Most people try to avoid bitter flavors because they find them to be unpleasant. But some healthful foods are bitter, as are some medications. So, the food and pharmaceutical industries have been looking at ways to reduce or eliminate bitter sensations, which are detected in humans by 25 receptors known as T2Rs. Only a few inhibitors of T2R activity have been identified so far.
‘Beef proteins have been shown to generate desirable flavor-promoting peptides. Such peptides could someday be used to make other foods and even medicines taste better.’
In recent years, bioactive peptides created from breaking down food proteins, through a process known as enzymatic hydrolysis, have gained attention for reducing bitterness and inflammation. Prashen Chelikani, Rotimi E. Aluko and colleagues wanted to see if these peptides could block bitter tastes.
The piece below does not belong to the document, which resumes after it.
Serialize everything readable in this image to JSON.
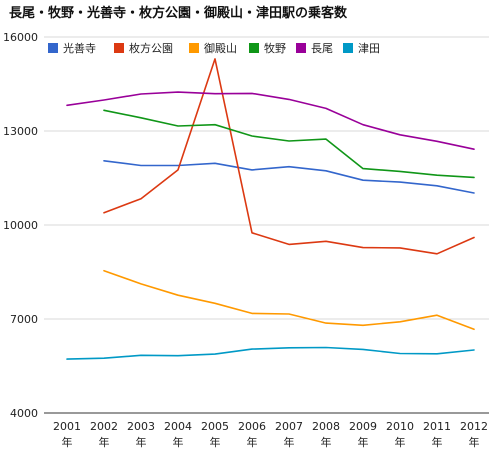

The researchers hydrolyzed beef protein with six different enzymes: alcalase, chymotrypsin, trypsin, pepsin, flavourzyme and thermoase. Peptides produced from trypsin and pepsin digestion were the most effective in reducing the intensity of the bitterness of quinine in a test with an electronic tongue. These peptides were also the longest, which suggests that peptide size might play an important role. The group notes this could impact not only the food industry but the pharmaceutical industry as well.